The AUA is asking the FDA to remove or alter certain language in a recent FDA alert concerning 5-alpha-reductase inhibitor therapy.

In a letter signed by AUA President Sushil S. Lacy, MD, the AUA pointed out the wording of the following item in the FDA alert: "Prior to initiating therapy with 5-ARIs, perform appropriate evaluation to rule out other urological conditions, including prostate cancer, that might mimic benign prostatic hyperplasia (BPH)."

The AUA asked that the FDA remove or alter the phrasing "appropriate evaluation" when considering considering men with BPH as candidates for 5-ARI therapy.

"Because a biopsy is the most effective means by which we can distinguish malignant from benign disease, the current wording implies that all men obtain a routine prostate biopsy prior to commencing treatment-something that is, at present, not supported by the literature.
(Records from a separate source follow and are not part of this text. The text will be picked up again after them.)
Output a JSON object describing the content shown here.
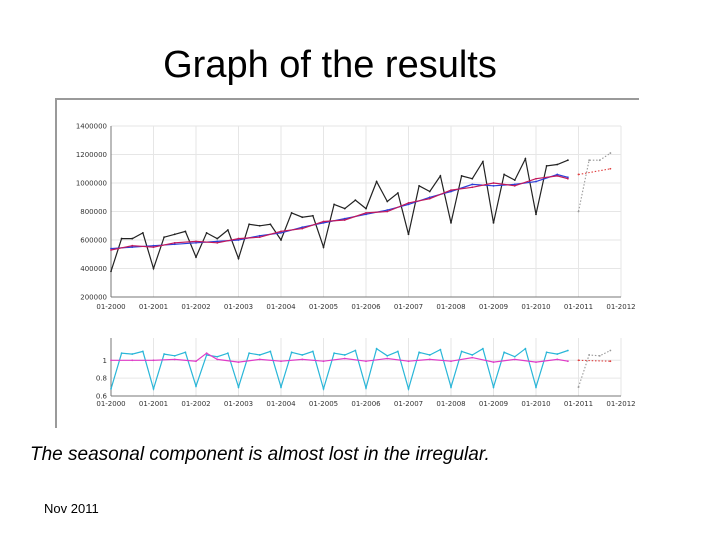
{
  "slide": {
    "title": "Graph of the results",
    "caption": "The seasonal component is almost lost in the irregular.",
    "footer": "Nov 2011"
  },
  "chart_data": [
    {
      "type": "line",
      "title": "",
      "xlabel": "",
      "ylabel": "",
      "x_ticks": [
        "01-2000",
        "01-2001",
        "01-2002",
        "01-2003",
        "01-2004",
        "01-2005",
        "01-2006",
        "01-2007",
        "01-2008",
        "01-2009",
        "01-2010",
        "01-2011",
        "01-2012"
      ],
      "y_ticks": [
        "200000",
        "400000",
        "600000",
        "800000",
        "1000000",
        "1200000",
        "1400000"
      ],
      "ylim": [
        200000,
        1400000
      ],
      "xlim": [
        2000.0,
        2012.0
      ],
      "grid": true,
      "series": [
        {
          "color": "#222222",
          "style": "solid",
          "x": [
            2000.0,
            2000.25,
            2000.5,
            2000.75,
            2001.0,
            2001.25,
            2001.5,
            2001.75,
            2002.0,
            2002.25,
            2002.5,
            2002.75,
            2003.0,
            2003.25,
            2003.5,
            2003.75,
            2004.0,
            2004.25,
            2004.5,
            2004.75,
            2005.0,
            2005.25,
            2005.5,
            2005.75,
            2006.0,
            2006.25,
            2006.5,
            2006.75,
            2007.0,
            2007.25,
            2007.5,
            2007.75,
            2008.0,
            2008.25,
            2008.5,
            2008.75,
            2009.0,
            2009.25,
            2009.5,
            2009.75,
            2010.0,
            2010.25,
            2010.5,
            2010.75
          ],
          "values": [
            380000,
            610000,
            610000,
            650000,
            400000,
            620000,
            640000,
            660000,
            480000,
            650000,
            610000,
            670000,
            470000,
            710000,
            700000,
            710000,
            600000,
            790000,
            760000,
            770000,
            550000,
            850000,
            820000,
            880000,
            820000,
            1010000,
            870000,
            930000,
            640000,
            980000,
            940000,
            1050000,
            720000,
            1050000,
            1030000,
            1150000,
            720000,
            1060000,
            1020000,
            1170000,
            780000,
            1120000,
            1130000,
            1160000
          ]
        },
        {
          "color": "#2b3fd8",
          "style": "solid",
          "x": [
            2000.0,
            2000.5,
            2001.0,
            2001.5,
            2002.0,
            2002.5,
            2003.0,
            2003.5,
            2004.0,
            2004.5,
            2005.0,
            2005.5,
            2006.0,
            2006.5,
            2007.0,
            2007.5,
            2008.0,
            2008.5,
            2009.0,
            2009.5,
            2010.0,
            2010.5,
            2010.75
          ],
          "values": [
            540000,
            550000,
            560000,
            570000,
            580000,
            590000,
            600000,
            630000,
            650000,
            690000,
            720000,
            750000,
            780000,
            810000,
            850000,
            900000,
            940000,
            990000,
            980000,
            990000,
            1010000,
            1060000,
            1040000
          ]
        },
        {
          "color": "#c2185b",
          "style": "solid",
          "x": [
            2000.0,
            2000.5,
            2001.0,
            2001.5,
            2002.0,
            2002.5,
            2003.0,
            2003.5,
            2004.0,
            2004.5,
            2005.0,
            2005.5,
            2006.0,
            2006.5,
            2007.0,
            2007.5,
            2008.0,
            2008.5,
            2009.0,
            2009.5,
            2010.0,
            2010.5,
            2010.75
          ],
          "values": [
            530000,
            560000,
            550000,
            580000,
            590000,
            580000,
            610000,
            620000,
            660000,
            680000,
            730000,
            740000,
            790000,
            800000,
            860000,
            890000,
            950000,
            970000,
            1000000,
            980000,
            1030000,
            1050000,
            1030000
          ]
        },
        {
          "color": "#999999",
          "style": "dotted",
          "x": [
            2011.0,
            2011.25,
            2011.5,
            2011.75
          ],
          "values": [
            800000,
            1160000,
            1160000,
            1210000
          ]
        },
        {
          "color": "#e04040",
          "style": "dotted",
          "x": [
            2011.0,
            2011.75
          ],
          "values": [
            1060000,
            1100000
          ]
        }
      ]
    },
    {
      "type": "line",
      "title": "",
      "xlabel": "",
      "ylabel": "",
      "x_ticks": [
        "01-2000",
        "01-2001",
        "01-2002",
        "01-2003",
        "01-2004",
        "01-2005",
        "01-2006",
        "01-2007",
        "01-2008",
        "01-2009",
        "01-2010",
        "01-2011",
        "01-2012"
      ],
      "y_ticks": [
        "0.6",
        "0.8",
        "1"
      ],
      "ylim": [
        0.6,
        1.25
      ],
      "xlim": [
        2000.0,
        2012.0
      ],
      "grid": true,
      "series": [
        {
          "color": "#29b6d8",
          "style": "solid",
          "x": [
            2000.0,
            2000.25,
            2000.5,
            2000.75,
            2001.0,
            2001.25,
            2001.5,
            2001.75,
            2002.0,
            2002.25,
            2002.5,
            2002.75,
            2003.0,
            2003.25,
            2003.5,
            2003.75,
            2004.0,
            2004.25,
            2004.5,
            2004.75,
            2005.0,
            2005.25,
            2005.5,
            2005.75,
            2006.0,
            2006.25,
            2006.5,
            2006.75,
            2007.0,
            2007.25,
            2007.5,
            2007.75,
            2008.0,
            2008.25,
            2008.5,
            2008.75,
            2009.0,
            2009.25,
            2009.5,
            2009.75,
            2010.0,
            2010.25,
            2010.5,
            2010.75
          ],
          "values": [
            0.68,
            1.08,
            1.07,
            1.1,
            0.68,
            1.07,
            1.05,
            1.09,
            0.71,
            1.06,
            1.04,
            1.08,
            0.7,
            1.08,
            1.06,
            1.1,
            0.7,
            1.09,
            1.06,
            1.1,
            0.68,
            1.08,
            1.06,
            1.11,
            0.69,
            1.13,
            1.05,
            1.1,
            0.68,
            1.09,
            1.06,
            1.12,
            0.7,
            1.1,
            1.06,
            1.13,
            0.7,
            1.09,
            1.04,
            1.13,
            0.7,
            1.09,
            1.07,
            1.11
          ]
        },
        {
          "color": "#e03cc8",
          "style": "solid",
          "x": [
            2000.0,
            2000.5,
            2001.0,
            2001.5,
            2002.0,
            2002.25,
            2002.5,
            2003.0,
            2003.5,
            2004.0,
            2004.5,
            2005.0,
            2005.5,
            2006.0,
            2006.5,
            2007.0,
            2007.5,
            2008.0,
            2008.5,
            2009.0,
            2009.5,
            2010.0,
            2010.5,
            2010.75
          ],
          "values": [
            1.0,
            1.0,
            1.0,
            1.01,
            0.99,
            1.08,
            1.01,
            0.98,
            1.01,
            0.99,
            1.01,
            0.99,
            1.02,
            0.99,
            1.02,
            0.99,
            1.01,
            0.99,
            1.03,
            0.98,
            1.01,
            0.98,
            1.01,
            0.99
          ]
        },
        {
          "color": "#999999",
          "style": "dotted",
          "x": [
            2011.0,
            2011.25,
            2011.5,
            2011.75
          ],
          "values": [
            0.7,
            1.06,
            1.05,
            1.11
          ]
        },
        {
          "color": "#e04040",
          "style": "dotted",
          "x": [
            2011.0,
            2011.75
          ],
          "values": [
            1.0,
            0.99
          ]
        }
      ]
    }
  ]
}
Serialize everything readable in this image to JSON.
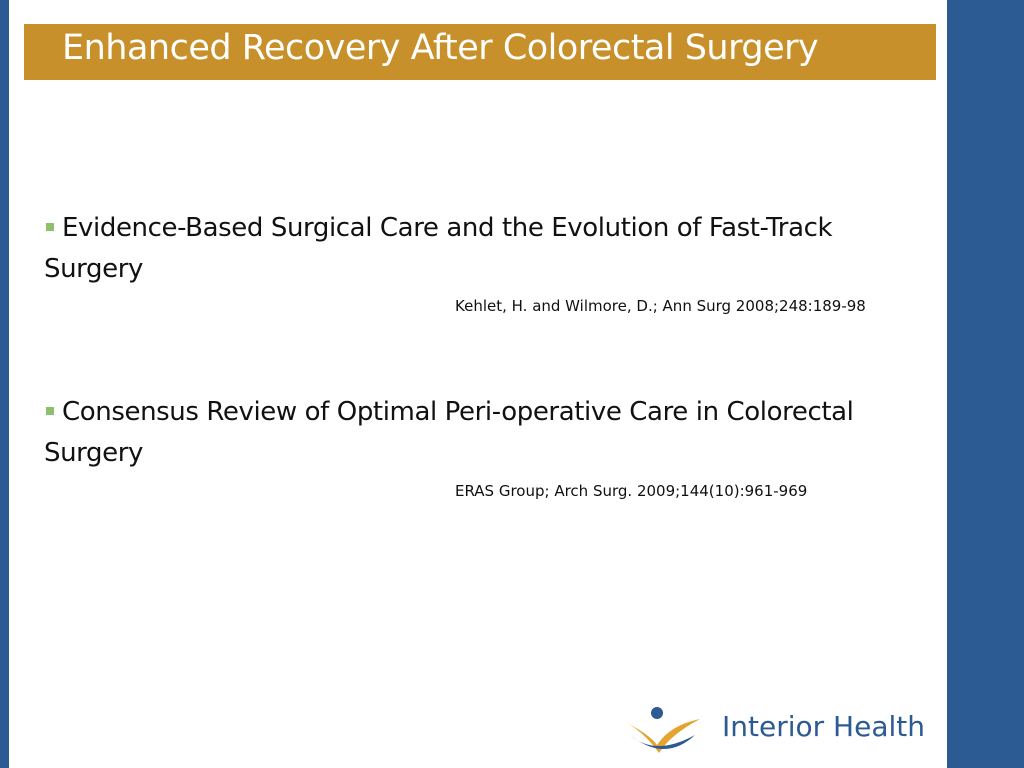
{
  "header": {
    "title": "Enhanced Recovery After Colorectal Surgery"
  },
  "items": [
    {
      "text": "Evidence-Based Surgical Care and the Evolution of Fast-Track Surgery",
      "citation": "Kehlet, H. and Wilmore, D.; Ann Surg 2008;248:189-98"
    },
    {
      "text": "Consensus Review of Optimal Peri-operative Care in Colorectal Surgery",
      "citation": "ERAS Group; Arch Surg. 2009;144(10):961-969"
    }
  ],
  "logo": {
    "text": "Interior Health"
  }
}
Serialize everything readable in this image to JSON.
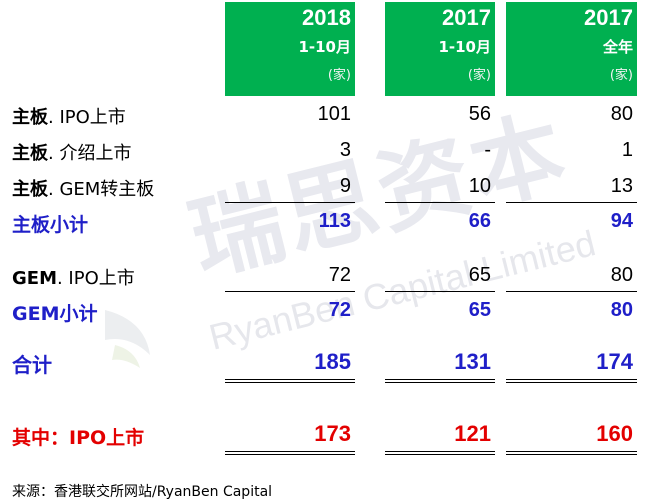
{
  "watermark": {
    "cn": "瑞思资本",
    "en": "RyanBen Capital Limited"
  },
  "columns": [
    {
      "year": "2018",
      "period": "1-10月",
      "unit": "(家)"
    },
    {
      "year": "2017",
      "period": "1-10月",
      "unit": "(家)"
    },
    {
      "year": "2017",
      "period": "全年",
      "unit": "(家)"
    }
  ],
  "rows": {
    "main_ipo": {
      "label_bold": "主板",
      "label_rest": ". IPO上市",
      "values": [
        "101",
        "56",
        "80"
      ]
    },
    "main_intro": {
      "label_bold": "主板",
      "label_rest": ". 介绍上市",
      "values": [
        "3",
        "-",
        "1"
      ]
    },
    "main_gem_transfer": {
      "label_bold": "主板",
      "label_rest": ". GEM转主板",
      "values": [
        "9",
        "10",
        "13"
      ]
    },
    "main_subtotal": {
      "label": "主板小计",
      "values": [
        "113",
        "66",
        "94"
      ]
    },
    "gem_ipo": {
      "label_bold": "GEM",
      "label_rest": ". IPO上市",
      "values": [
        "72",
        "65",
        "80"
      ]
    },
    "gem_subtotal": {
      "label": "GEM小计",
      "values": [
        "72",
        "65",
        "80"
      ]
    },
    "total": {
      "label": "合计",
      "values": [
        "185",
        "131",
        "174"
      ]
    },
    "of_which_ipo": {
      "label": "其中：IPO上市",
      "values": [
        "173",
        "121",
        "160"
      ]
    }
  },
  "source": "来源：香港联交所网站/RyanBen Capital",
  "colors": {
    "header_green": "#00b050",
    "subtotal_blue": "#1f1fc8",
    "highlight_red": "#e30000"
  }
}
In fact, it is our understanding of the literature that the 'appropriate evaluation' of patients prior to 5-ARI therapy is unclear.

"In our opinion, the language, as written, is far too broad-and puts physicians at risk of inconsistent interpretation and associated legal issues."

The letter pointed out several issues related to prostate cancer detection, including limitations of the PSA test, a lack of noninvasive alternatives to needle biopsy, and potential safety concerns, including risk of sepsis, related to overuse of biopsy.